La ricezione della chemioterapia intraperitoneale non è per tutti con il cancro ovarico, tuttavia. Ricordate, basandoci sullo studio principale, sappiamo solo che esso giova alle donne che hanno una malattia in stadio III che hanno anche avuto un intervento citoriduttivo ottimale (nessuna massa tumorale residua superiore a 1 cm è stata lasciata dopo l’intervento).

Per avere una chemioterapia intraperitoneale, un catetere intraperitoneale (porta) deve essere posizionato nella parete addominale dall’oncologo ginecologico. Se non viene posizionato al momento dell’intervento iniziale, può essere posizionato più tardi, in una procedura chirurgica separata dall’oncologo ginecologico o da un radiologo interventista. Gli infermieri che amministrano la chemioterapia attraverso questo porto devono essere esperti e a proprio agio nell’approccio. Il catetere potrebbe perdere o ostruirsi. La gestione degli effetti collaterali richiede un oncologo medico esperto o un oncologo ginecologico che abbia esperienza in questo tipo di trattamento.

Il follow-up

Un recente studio del dott. Wright e colleghi, pubblicato sul Journal of Clinical Oncology, ha mostrato che non tutte le donne che hanno i requisiti per la chemioterapia intraperitoneale lo stanno ricevendo. Il suo team ha studiato un totale di 823 donne con carcinoma peritoneale ovarico o di Falloppio di stadio III o carcinoma peritoneale primario. Queste donne sono state trattate in sei diversi grandi centri oncologici che fanno parte del National Comprehensive Cancer Network, tra cui City of Hope, Dana-Farber / Brigham e Women’s, Fox Chase, Ohio State University, l’Università del Texas MD Anderson Cancer Center, e l’Università del Michigan.

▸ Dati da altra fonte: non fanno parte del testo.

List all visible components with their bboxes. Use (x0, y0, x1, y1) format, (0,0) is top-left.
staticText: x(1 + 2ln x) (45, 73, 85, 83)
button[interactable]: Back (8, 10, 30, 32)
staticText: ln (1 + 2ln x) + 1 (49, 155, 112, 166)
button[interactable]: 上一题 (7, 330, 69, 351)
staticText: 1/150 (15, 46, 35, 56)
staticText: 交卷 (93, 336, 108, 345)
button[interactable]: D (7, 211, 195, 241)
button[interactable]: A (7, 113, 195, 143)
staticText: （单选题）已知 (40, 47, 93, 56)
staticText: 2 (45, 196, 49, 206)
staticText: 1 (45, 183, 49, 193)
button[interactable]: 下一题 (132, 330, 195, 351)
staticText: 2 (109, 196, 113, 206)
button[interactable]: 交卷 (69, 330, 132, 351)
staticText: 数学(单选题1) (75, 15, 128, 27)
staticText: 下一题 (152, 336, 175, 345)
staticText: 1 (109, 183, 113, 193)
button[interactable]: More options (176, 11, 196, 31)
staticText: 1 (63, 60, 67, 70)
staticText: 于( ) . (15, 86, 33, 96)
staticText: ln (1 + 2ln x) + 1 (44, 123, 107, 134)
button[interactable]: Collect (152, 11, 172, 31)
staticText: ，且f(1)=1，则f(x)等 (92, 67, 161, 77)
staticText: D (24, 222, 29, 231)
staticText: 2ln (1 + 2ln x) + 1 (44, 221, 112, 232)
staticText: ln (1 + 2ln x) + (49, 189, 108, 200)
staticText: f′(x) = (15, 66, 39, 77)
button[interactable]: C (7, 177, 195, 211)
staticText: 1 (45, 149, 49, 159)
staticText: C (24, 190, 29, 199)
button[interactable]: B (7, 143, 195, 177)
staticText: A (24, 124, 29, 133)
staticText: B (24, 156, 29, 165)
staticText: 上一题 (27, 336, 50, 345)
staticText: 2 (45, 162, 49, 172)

Il gruppo del Dr. Wright ha scoperto che meno del 50% delle donne che erano idonee a ricevere la chemioterapia intraperitoneale l’hanno effettivamente ricevuto. Il loro studio ha anche confermato che le donne che hanno ricevuto la chemioterapia intraperitoneale sono sopravvissute più a lungo di quelle che hanno ricevuto solo la chemioterapia per via endovenosa.

Il messaggio da portare a casa chem La chemioterapia intraperitoneale per il carcinoma ovarico o il carcinoma peritoneale primario è uno strumento importante nel trattamento di queste malattie, con tassi di sopravvivenza migliori per i pazienti che possono ricevere questa terapia. Tuttavia, può essere un trattamento difficile con effetti collaterali peggiori rispetto alla chemioterapia endovenosa tradizionale. Se sei appena diagnosticato con carcinoma ovarico in fase avanzata o carcinoma peritoneale primario, vale la pena discutere con il tuo oncologo se questo approccio è giusto per te.